As part of her three-week residency at West Dean College, Brazilian artist Daniela Antonelli gave an evening presentation about her work to an audience of MA students and Summer School attendees. Following a discussion about the development of her practice, how it related to the current experiments taking place during the residency, as well as a short film about John Baldessari, Daniela showed the audience around her work space in the adjacent studio.
Having initially trained as a designer, Daniela explained that she had made a decision to address any perceived lack of formal training by going about the task of self-education as an artist through a methodical, systematic process of setting and testing limits. This process has continued to feed the work she makes and the ideas she explores. Such methods echoed the type of constraints used by artists and writers throughout the modern period – for example, members of Oulipo [Ouvroir de littérature potentielle or ‘workshop for potential literature’] – using a set of limitations that allow the practitioner to discover specific formal possibilities or, through their exhaustion, seeing where imposed rules break down and the unanticipated breaks through.
Daniela stressed her fundamental interest in drawing and indicated that this was a core part of her approach in finding, as she put it, ‘what is essential’. The use of systems aided her in breaking things down into component parts, as well as identifying a ‘tool box’ of material with which to work. The seemingly endless possibilities of limiting one’s palette, as it were, led Daniela to set out a series of principles upon which to expand her own language of making: diagrams and plans, using ink on paper, crucially not moving into three dimensions; basic compositional elements such as dot, line and plane (echoing Kandinksy and Klee); the use of primary colours only, as well as white and black; the selective use of visual ‘tools’ such as the grid, etc. These key areas combined and re-emerged throughout her practice in a number of ways.
As the presentation continued, it became clearer that the emphasis on drawing in Daniela’s practice is inherently linked with a concern for the more or less deliberate marking of surfaces and/or objects in a way that then associates them with what might be described as the appearance of the cultural – what she described as ‘traces of civilisation’ – whereby ostensibly natural objects are transformed, by the trace of a human hand, into worked artefacts of some kind or other (something that is then able to ‘tell’ of its role and place within human relations), however mediated it might be. This interest led Daniela to explore the aesthetic of ritualised objects and the specific markings on various sacred artefacts, amulets, icons and so on. How processes of arrangement and manipulation transform natural materials into meaningful compositions of signification and juxtaposition runs through Daniela’s practice.
As well as a two-dimensional pieces emerging from this study, Daniela had also developed sculptural works, often in interactive and wearable forms. By incorporating found objects, combining them with an overwriting activity or placing them in relation to other items, the work begins to establish a complex grammar of placement, setting up constructed assemblages that speak of traditions and associations within material objects that are always just out of reach. The assemblages have a conscious investment in questioning balance, both of the collated objects and the potential significance they speak to, and it was particularly interesting here to consider Daniela’s use of the term ‘micro-climates’ when discussing the construction of specific contexts in which these pieces could exist – for example, isolating them in vitrines, employing museum standard plinths and supports, etc.
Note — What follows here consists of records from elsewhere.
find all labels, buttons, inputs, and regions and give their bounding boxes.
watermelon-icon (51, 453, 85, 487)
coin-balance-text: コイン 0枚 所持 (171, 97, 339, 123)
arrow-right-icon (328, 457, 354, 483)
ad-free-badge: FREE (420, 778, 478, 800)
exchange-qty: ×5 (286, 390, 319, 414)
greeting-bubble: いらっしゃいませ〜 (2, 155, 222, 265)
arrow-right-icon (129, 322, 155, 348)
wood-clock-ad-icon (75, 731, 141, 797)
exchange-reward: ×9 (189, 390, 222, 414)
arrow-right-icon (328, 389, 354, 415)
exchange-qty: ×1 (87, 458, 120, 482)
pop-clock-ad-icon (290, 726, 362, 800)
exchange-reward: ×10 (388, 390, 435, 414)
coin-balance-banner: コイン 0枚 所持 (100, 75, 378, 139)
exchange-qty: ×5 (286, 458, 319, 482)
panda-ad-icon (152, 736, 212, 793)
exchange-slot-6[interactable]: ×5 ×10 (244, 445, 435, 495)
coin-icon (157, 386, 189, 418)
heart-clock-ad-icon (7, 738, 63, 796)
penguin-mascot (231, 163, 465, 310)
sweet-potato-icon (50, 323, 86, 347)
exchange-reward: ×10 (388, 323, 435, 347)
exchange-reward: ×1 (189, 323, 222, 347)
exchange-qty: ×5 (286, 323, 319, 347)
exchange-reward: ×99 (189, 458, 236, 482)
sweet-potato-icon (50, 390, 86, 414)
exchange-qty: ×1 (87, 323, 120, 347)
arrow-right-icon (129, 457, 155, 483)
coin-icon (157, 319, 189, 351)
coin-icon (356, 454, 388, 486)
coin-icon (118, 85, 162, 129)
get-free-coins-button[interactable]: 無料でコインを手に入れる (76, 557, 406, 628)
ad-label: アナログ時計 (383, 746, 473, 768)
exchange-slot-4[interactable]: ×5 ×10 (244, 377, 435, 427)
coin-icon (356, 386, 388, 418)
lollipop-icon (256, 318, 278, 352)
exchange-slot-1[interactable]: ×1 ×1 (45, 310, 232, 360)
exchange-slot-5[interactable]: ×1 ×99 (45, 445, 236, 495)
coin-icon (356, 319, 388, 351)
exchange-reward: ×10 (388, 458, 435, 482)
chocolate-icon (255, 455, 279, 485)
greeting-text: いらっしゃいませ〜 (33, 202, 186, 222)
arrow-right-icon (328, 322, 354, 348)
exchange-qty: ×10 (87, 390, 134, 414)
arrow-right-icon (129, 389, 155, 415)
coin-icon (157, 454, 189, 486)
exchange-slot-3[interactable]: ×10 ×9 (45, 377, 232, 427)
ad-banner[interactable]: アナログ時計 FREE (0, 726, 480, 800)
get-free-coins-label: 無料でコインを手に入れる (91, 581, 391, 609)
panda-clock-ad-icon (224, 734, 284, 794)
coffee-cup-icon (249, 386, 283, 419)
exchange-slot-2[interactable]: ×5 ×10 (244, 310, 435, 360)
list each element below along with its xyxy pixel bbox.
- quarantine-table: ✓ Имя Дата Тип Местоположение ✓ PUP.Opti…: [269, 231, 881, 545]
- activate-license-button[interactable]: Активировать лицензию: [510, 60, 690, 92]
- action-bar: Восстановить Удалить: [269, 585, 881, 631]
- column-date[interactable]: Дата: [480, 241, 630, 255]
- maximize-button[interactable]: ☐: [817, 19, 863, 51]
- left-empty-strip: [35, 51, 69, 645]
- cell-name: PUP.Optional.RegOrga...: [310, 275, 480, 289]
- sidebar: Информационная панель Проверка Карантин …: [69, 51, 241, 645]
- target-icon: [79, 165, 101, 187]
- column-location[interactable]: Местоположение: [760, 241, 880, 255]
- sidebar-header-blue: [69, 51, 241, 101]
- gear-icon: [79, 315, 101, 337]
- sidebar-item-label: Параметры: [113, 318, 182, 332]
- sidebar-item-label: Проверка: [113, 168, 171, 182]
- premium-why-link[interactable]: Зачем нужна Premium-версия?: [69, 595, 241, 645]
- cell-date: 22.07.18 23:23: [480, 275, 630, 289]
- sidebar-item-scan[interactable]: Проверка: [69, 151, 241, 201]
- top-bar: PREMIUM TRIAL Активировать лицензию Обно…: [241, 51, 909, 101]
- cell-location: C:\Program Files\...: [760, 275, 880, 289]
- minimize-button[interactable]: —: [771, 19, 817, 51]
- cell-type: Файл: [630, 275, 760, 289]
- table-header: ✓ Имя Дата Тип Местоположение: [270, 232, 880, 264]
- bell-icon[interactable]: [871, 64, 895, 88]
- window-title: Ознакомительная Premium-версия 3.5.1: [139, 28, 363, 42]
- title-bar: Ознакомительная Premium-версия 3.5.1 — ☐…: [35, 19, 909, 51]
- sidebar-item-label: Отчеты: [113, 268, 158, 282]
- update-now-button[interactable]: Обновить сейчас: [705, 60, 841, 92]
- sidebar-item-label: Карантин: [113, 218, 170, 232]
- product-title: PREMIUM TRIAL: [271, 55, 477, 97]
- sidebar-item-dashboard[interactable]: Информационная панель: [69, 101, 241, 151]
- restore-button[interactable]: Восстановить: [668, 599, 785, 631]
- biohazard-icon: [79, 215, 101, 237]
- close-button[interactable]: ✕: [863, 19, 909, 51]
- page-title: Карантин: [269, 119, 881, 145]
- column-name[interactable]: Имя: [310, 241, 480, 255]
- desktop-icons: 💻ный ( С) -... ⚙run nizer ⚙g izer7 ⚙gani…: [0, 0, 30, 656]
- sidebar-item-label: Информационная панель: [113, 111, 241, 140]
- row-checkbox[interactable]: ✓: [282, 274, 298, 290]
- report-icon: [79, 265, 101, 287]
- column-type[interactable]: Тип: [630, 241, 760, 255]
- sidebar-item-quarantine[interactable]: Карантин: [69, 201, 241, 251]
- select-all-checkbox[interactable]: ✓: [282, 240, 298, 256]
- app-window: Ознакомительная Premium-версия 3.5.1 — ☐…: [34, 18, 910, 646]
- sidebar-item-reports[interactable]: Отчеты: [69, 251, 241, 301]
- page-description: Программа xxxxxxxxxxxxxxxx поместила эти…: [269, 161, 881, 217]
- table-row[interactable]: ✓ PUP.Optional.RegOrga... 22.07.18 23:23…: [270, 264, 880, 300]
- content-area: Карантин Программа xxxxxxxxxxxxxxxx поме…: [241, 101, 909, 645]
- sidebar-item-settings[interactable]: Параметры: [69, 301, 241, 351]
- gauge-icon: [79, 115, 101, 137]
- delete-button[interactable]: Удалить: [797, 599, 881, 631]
Before taking the audience over to her working area, Daniela touched on the current preoccupation with images of continuum, self-renewal and annihilation (ourobouros), relating it back to a previous project in which an enormous scroll drawing unfolded according to an intuitive narrative structure that seemed to self-generate and repeat. As with many of her other works, the piece involved a huge investment of time and labour, and served to encourage the viewer to linger for a long time, encouraging them to look again and go back to the beginning.
During my three-week residency at West Dean College I created a body of work totally influenced by the atmosphere that surrounded me. My work is deeply connected to this practice and it first emerged from abstract drawings before moving towards object-making using found materials. My proposition was to continue developing this research using raw material collected around the College grounds. West Dean is a wonderful place to gather different kinds of natural elements such as feathers, small pieces of discarded wood, and so on. Bringing these items back to the studio I was able to find the peace and structure necessary to dive in the work.
As the weeks progressed I became more and more involved in the process of making and collecting, finding inspiration in the landscape and within. West Dean is a place that provides external silence and internal quietness. The exchanges with some of the MA students and academic staff made it possible to establish a dialogue and have a more intense exchange. Also, due to the possibility of using the different workshops I was able to explore a wider range of technical possibilities.
The experience at this residency was an opportunity of a lifetime. I was able to really concentrate on my practice, count on the support of a skilled team of professionals, converse with artists from different fields and, most importantly, look at the work from a different perspective. No pressure, no rush. Just thinking, conceiving and making.